Abstract

As the Sentencing Commission revives after years without a quorum, a top priority should be to address a statutory duty that has been neglected since the Commission’s inception: the mandatory obligation under 28 U.S.C. § 994(g) to make recommendations regarding the Bureau of Prisons’ execution of Guidelines sentences. Since the effective date of the Sentencing Reform Act, the federal prison population has tripled, spurred on by Bureau of Prisons’ policies and practices that stint on or completely abandon ameliorative sentencing statutes. These administrative positions, implemented with no input from the Commission, effectively increase time individuals spend in prison serving Guidelines sentences, often generating unwarranted disparities among similarly situated defendants. With new Commissioners and a new Bureau of Prisons Director, now is the time for the Commission to make eleven recommendations to the BOP to use existing statutory authority to increase community corrections and reduce time in prison.
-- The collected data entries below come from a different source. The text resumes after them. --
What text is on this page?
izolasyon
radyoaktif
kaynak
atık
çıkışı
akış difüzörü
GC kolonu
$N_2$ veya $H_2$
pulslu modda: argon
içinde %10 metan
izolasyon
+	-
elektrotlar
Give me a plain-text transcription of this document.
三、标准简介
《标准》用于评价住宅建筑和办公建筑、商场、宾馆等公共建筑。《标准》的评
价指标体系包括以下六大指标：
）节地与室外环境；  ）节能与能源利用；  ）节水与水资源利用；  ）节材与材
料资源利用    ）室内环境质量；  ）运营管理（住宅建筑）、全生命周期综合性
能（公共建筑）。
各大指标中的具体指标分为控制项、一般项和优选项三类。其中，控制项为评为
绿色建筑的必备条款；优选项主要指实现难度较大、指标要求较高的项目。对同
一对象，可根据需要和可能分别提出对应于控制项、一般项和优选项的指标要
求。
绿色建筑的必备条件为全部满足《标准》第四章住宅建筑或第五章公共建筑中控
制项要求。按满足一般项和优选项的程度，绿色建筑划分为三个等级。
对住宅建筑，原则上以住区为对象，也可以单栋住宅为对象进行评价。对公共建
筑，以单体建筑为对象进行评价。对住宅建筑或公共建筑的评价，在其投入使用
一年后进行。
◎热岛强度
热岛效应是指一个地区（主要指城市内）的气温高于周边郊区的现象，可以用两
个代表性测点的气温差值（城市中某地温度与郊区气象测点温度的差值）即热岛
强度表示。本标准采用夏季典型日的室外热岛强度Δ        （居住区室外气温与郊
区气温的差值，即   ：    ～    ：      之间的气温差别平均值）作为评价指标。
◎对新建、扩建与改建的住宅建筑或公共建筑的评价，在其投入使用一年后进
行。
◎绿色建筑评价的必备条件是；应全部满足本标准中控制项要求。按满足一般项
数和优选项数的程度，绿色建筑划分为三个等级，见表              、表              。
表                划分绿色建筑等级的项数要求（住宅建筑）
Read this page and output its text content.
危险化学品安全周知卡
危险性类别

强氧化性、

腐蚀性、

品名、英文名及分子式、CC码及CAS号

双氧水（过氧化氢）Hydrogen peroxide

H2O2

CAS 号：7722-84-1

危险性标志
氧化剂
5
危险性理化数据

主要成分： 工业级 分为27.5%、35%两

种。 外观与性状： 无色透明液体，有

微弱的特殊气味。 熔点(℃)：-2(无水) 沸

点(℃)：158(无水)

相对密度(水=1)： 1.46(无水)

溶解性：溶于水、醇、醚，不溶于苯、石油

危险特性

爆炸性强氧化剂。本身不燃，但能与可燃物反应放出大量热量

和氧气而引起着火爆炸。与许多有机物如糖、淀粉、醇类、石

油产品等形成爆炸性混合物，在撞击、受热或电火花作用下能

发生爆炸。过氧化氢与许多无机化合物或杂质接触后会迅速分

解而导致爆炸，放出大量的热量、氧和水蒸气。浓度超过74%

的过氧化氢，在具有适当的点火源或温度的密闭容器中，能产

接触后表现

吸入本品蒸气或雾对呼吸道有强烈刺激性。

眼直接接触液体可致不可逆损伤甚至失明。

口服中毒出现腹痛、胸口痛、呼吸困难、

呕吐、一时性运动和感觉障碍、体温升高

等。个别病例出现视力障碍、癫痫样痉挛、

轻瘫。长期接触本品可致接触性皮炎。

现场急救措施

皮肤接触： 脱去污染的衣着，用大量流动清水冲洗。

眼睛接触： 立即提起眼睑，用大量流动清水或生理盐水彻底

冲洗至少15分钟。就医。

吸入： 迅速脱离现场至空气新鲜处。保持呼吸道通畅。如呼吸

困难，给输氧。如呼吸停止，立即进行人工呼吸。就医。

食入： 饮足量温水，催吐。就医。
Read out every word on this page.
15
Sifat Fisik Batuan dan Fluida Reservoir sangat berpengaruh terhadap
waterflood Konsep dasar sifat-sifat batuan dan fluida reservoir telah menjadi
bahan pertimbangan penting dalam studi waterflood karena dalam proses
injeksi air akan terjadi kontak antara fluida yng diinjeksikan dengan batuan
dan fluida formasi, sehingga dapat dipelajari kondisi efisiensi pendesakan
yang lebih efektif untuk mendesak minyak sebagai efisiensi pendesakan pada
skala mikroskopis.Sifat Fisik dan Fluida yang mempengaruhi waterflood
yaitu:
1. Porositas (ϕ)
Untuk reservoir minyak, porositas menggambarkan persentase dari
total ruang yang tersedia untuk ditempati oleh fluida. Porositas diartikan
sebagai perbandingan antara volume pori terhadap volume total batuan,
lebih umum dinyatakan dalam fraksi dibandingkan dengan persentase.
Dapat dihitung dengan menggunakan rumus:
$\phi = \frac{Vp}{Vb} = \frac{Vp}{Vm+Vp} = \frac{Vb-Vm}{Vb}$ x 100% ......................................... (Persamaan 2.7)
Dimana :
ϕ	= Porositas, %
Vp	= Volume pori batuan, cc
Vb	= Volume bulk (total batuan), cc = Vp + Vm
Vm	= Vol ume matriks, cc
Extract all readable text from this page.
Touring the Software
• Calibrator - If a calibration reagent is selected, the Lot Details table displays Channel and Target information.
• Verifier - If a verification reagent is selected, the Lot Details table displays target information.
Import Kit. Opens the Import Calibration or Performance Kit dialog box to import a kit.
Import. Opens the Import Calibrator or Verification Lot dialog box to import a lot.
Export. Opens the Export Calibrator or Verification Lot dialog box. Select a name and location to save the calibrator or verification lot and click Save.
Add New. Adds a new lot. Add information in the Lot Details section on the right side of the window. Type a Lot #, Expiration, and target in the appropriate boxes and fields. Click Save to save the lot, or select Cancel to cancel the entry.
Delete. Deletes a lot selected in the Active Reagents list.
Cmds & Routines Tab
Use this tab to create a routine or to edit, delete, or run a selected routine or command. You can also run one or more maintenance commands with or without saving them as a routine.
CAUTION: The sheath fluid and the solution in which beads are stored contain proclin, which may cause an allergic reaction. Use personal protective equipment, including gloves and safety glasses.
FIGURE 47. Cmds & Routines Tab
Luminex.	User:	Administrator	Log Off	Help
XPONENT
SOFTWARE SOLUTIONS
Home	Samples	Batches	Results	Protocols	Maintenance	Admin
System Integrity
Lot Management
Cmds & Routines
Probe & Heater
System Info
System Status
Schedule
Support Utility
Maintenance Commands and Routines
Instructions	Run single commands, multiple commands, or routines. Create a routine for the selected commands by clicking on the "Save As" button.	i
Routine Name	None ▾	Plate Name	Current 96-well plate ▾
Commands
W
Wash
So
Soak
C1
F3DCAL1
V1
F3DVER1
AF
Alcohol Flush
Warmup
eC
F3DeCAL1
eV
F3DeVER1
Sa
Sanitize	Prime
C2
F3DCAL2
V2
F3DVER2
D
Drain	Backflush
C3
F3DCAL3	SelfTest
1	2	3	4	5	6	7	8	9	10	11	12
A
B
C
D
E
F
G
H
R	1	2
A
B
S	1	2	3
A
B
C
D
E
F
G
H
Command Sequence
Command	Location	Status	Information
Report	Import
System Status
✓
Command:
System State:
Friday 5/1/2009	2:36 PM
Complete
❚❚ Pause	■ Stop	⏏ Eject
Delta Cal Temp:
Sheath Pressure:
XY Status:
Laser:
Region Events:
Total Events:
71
The statutory bases for administrative action by the BOP cover prerelease custody (18 U.S.C. § 3624(c)), the residential drug abuse program (18 U.S.C. § 3621(e)), sentence calculations for pretrial custody credit (18 U.S.C. §§ 3585(b), 3584(a), and 3624(b)), compassionate release (18 U.S.C. § 3582(c)(1)(A)(i)), the boot camp, or shock incarceration, program (18 U.S.C. § 4046(a) and 28 C.F.R. § 524.31(b)), and earned time credits under the First Step Act (18 U.S.C. §§ 3632(d) and 3624(g)). Each of the proposed statutorily-based recommendations will ameliorate the overuse of prison while promoting rehabilitation and saving taxpayer money.